# Remington 11-96



## DUN ROVEN (Jun 10, 2004)

Has anybody here had any experience with this gun, or maybe got an idea of its worth?
Would it make a good pheasant gun or sporting clays gun ?
A friend of mine has one he wants to sell and before i buy im investigating, gun seems light , and has nice wood.
Rich


----------



## slammer (Feb 21, 2006)

Rich,

I have been looking at the new CT-105 (think that is the model) and I read an article on the evolution of the Remington semi-autos. For some reason that model did not go over very well as far as sales and I can not remember why so you may want to really look into it and put a box of shells through it to see how it operates. I did own an 11-87 and it was very reliable.

Harry


----------



## pizzaman (Apr 12, 2005)

Rich, I'll sell you that Beretta o/u with the great wood. Like my kin say, I'll a make a you an offer dat a you can't refuse.


----------



## BigGameHunter (Feb 25, 2006)

My Father-in-Law has one, its a pretty nice gun, he has never had any issues with his. I found this on the web about them....

_Remington 11-96 Euro Lightweight 

Notes: Introduced in 1996, the Euro Lightweight was primarily meant for the European market, but also had some small sales in North America. It did not sell well, and in 2000 was taken out of production, despite the fact that it was chosen in 1997 by Shooting Industry magazine as the Shotgun of the Year. The Euro Lightweight is a semiautomatic shotgun with a strong chrome-molybdenum barrel that has a ventilated sighting rib. It is similar in many respects to the Model 11-87 and may be partially based on that model. The receiver and mechanism are made from lightweight steel, and the receiver is engraved on both sides. The Euro Lightweight is equipped with a set of interchangeable chokes for Improved Cylinder, Modified, and Full._


I also found this (it was posted in 2003 so I dont know if it woulkd be worth more or less):

_MODEL 11-96 EURO LIGHTWEIGHT 
- 12 ga. only, steel receiver with distinctive slight hump over chamber, 26 or 28 in. 6mm VR Rem. choked barrel, checkered walnut stock and forearm, receiver panel engraving, approx. 7 lbs. Mfg. 1996 only. 
Grading _
_100% $715_
_98% $615_
_95% $550_
_90% $475_
_80% $395 _
_70% $335 _
_60% $295 

Last MSR was $852_

Hope this helps.


----------



## g&d (Jan 15, 2006)

I have one. I used it for several years with no problems and recently took it to Nebraska pheasant hunting. I bought it from Bob's in Hastings. I wanted a lighter auto since I tend to hunt all day long. I've mostly changed to o/u's for upland but used it for turkey hunting until last year. I can't remember what I payed for it new but $500 sticks in my mind.


----------



## g&d (Jan 15, 2006)

I looked up my old reciept and I bought the gun in 2000 for $599 marked down from $759. It came with 3 chokes,choke tube wrench,and plug.


----------



## DUN ROVEN (Jun 10, 2004)

pizzaman said:


> Rich, I'll sell you that Beretta o/u with the great wood. Like my kin say, I'll a make a you an offer dat a you can't refuse.

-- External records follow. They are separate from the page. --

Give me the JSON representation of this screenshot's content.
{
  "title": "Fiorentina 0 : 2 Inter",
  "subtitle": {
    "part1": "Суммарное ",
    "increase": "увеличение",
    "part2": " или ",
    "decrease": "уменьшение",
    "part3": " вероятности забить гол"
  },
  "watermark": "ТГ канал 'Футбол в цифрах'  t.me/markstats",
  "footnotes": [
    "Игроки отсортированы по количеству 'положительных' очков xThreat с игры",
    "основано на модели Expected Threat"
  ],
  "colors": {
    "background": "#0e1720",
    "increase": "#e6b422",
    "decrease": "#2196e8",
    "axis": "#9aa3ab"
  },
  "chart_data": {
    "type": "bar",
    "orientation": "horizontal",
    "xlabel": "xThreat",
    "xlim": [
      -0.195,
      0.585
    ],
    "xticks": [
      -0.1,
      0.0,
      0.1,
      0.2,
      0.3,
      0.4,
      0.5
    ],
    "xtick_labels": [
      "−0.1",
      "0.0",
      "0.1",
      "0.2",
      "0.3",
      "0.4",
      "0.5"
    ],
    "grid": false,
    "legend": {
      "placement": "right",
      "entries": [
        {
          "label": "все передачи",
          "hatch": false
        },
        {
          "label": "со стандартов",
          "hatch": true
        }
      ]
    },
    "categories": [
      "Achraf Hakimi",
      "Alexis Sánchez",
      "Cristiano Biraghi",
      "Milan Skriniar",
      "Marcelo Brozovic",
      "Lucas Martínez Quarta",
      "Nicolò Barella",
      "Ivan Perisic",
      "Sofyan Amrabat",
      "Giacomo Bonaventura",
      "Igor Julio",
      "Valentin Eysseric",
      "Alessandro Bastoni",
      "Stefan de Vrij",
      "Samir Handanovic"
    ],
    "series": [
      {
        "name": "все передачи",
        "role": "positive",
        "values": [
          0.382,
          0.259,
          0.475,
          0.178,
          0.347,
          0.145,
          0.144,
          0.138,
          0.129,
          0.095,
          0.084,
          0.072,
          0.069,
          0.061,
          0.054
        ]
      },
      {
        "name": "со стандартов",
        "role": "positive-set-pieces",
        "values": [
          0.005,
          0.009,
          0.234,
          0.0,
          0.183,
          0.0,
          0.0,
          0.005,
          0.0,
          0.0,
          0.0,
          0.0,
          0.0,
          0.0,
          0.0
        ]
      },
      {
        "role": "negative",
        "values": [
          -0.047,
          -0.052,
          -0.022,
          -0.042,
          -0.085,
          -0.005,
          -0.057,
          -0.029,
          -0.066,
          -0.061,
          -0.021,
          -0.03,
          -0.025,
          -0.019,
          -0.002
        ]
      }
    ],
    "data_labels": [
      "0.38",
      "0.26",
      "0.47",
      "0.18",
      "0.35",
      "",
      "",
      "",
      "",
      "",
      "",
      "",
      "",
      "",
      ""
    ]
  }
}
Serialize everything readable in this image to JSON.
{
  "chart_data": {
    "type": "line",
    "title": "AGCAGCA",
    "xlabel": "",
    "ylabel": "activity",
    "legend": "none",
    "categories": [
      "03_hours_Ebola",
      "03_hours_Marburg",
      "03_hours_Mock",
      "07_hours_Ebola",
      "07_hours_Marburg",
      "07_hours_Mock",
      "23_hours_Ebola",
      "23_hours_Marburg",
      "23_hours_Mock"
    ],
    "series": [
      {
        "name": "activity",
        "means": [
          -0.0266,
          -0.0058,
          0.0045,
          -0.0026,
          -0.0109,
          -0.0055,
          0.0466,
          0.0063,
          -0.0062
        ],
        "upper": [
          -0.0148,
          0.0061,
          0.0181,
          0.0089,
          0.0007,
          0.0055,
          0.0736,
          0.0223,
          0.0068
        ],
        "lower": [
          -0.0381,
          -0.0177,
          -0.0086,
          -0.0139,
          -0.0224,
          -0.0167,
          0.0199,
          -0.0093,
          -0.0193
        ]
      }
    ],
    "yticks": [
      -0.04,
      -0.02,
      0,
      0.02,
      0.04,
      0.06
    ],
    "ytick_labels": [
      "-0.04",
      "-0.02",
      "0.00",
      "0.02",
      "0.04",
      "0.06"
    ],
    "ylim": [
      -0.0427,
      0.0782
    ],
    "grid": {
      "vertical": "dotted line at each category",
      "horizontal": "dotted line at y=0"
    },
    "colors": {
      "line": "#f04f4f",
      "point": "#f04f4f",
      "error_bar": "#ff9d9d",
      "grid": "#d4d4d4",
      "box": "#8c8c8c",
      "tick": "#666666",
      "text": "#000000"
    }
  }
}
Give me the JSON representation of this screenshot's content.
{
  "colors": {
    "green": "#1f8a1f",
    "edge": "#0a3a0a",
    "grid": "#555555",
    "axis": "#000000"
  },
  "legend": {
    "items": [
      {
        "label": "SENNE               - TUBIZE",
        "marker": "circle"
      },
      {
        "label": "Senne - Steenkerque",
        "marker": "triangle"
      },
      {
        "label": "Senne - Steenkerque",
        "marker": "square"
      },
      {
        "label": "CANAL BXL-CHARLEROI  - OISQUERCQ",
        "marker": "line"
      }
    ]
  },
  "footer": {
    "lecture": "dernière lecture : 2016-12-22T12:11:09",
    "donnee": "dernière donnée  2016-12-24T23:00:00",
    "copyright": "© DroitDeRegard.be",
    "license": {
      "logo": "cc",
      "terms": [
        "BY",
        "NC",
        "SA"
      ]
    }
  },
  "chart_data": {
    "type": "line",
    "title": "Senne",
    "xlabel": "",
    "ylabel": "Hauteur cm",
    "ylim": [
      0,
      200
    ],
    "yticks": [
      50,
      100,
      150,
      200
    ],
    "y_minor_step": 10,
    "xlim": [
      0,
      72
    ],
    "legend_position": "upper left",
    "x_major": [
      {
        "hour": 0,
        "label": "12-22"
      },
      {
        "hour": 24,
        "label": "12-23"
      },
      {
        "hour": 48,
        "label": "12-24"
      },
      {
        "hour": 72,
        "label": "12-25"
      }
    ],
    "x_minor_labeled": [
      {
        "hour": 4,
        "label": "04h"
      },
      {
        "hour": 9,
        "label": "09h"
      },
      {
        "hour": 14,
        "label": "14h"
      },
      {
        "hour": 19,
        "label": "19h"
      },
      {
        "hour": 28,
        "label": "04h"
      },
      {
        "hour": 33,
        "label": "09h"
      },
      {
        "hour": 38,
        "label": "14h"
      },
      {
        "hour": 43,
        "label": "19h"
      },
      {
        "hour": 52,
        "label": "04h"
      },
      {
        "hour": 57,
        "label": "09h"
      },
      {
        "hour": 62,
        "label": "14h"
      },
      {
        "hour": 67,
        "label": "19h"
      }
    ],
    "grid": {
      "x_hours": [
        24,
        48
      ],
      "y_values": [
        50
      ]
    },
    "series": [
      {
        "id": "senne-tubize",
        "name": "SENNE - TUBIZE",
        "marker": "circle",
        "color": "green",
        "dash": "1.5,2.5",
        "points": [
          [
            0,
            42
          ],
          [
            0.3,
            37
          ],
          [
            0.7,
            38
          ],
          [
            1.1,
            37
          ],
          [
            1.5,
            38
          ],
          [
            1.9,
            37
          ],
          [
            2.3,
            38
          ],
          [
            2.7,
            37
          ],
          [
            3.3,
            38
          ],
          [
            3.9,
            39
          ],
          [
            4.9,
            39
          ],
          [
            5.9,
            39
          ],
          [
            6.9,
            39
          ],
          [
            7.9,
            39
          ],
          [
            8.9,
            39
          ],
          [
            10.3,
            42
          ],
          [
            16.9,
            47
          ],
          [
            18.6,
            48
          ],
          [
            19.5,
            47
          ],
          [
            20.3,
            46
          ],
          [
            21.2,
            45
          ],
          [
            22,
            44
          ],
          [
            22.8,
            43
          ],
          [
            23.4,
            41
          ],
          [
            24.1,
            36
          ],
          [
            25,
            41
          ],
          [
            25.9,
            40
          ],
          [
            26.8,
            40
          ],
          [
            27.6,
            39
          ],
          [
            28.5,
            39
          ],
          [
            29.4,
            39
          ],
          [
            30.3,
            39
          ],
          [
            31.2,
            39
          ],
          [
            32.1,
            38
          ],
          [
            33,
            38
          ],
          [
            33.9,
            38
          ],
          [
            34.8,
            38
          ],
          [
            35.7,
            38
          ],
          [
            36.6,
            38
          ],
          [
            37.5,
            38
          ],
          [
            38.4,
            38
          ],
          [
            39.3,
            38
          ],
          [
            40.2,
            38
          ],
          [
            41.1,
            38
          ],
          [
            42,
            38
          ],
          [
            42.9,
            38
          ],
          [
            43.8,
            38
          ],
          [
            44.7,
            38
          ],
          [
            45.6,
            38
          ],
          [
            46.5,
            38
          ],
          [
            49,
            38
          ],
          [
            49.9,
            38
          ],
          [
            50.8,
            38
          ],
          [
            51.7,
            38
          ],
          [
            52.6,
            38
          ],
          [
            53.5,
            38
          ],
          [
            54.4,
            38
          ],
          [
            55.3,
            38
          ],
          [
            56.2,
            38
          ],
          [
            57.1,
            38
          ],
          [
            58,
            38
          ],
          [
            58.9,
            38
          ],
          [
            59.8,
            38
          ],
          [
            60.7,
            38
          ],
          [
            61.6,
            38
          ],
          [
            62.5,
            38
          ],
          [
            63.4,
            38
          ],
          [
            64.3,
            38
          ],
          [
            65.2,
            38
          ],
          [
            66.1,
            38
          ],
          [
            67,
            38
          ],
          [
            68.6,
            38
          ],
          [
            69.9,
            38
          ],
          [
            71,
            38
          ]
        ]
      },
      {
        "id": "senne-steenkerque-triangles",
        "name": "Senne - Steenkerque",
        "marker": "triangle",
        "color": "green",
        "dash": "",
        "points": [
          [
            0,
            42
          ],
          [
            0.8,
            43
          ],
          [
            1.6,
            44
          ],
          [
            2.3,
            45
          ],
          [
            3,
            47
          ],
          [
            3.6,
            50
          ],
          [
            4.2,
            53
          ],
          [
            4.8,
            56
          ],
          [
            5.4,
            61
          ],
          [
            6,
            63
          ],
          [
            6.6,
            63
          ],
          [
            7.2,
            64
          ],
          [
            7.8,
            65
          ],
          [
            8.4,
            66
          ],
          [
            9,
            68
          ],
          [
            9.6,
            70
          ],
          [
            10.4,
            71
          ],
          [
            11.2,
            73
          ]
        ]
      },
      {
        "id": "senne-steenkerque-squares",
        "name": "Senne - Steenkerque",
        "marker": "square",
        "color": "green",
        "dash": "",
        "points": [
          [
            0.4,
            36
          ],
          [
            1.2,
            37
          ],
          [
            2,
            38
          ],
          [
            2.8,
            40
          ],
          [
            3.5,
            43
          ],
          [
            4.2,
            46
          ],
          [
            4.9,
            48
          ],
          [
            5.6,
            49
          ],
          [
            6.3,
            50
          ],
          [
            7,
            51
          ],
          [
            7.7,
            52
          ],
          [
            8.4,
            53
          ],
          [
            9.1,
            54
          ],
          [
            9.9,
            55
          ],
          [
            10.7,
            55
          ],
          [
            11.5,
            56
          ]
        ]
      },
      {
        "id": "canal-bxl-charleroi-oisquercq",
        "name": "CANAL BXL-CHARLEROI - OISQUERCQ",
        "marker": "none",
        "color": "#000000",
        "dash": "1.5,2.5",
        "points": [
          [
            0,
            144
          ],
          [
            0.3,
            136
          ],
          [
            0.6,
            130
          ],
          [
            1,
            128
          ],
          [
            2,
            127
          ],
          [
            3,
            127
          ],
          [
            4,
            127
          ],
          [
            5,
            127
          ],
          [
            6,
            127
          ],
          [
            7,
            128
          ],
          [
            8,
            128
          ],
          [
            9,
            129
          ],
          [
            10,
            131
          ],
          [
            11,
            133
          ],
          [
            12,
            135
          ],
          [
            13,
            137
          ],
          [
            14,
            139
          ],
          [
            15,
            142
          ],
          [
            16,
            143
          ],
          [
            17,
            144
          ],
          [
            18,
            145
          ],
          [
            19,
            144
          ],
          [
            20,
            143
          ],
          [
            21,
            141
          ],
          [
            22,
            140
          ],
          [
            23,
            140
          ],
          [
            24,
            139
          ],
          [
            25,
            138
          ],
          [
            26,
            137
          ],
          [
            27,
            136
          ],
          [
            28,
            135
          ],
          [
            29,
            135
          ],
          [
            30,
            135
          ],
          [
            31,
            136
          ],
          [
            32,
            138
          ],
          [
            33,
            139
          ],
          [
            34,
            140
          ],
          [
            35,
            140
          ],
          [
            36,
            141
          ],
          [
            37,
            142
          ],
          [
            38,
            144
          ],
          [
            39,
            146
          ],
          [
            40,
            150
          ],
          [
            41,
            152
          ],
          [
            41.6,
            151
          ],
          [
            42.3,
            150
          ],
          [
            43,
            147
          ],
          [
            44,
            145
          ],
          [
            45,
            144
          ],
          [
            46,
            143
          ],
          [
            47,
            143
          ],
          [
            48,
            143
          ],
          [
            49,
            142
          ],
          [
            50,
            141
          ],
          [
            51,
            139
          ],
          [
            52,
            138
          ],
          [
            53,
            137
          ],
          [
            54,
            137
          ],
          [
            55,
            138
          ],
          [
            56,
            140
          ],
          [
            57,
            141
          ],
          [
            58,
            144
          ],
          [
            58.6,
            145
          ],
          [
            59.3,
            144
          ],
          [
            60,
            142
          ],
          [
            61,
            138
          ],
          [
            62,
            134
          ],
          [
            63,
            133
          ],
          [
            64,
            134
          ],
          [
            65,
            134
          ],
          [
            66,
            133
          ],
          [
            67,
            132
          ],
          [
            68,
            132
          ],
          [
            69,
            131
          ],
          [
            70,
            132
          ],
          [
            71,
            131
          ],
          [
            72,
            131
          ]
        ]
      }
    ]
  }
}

That little 20 ? What would i have to do bury a body?????
Rich


----------



## pizzaman (Apr 12, 2005)

No Rich. I think i'm gonna part with that fancy 12ga Beretta, with the custom Wenig wood and all the goodies. Hate to do it but I don't shoot it much. I don't even want to look at it, as I might change my mind and keep it. LOL


----------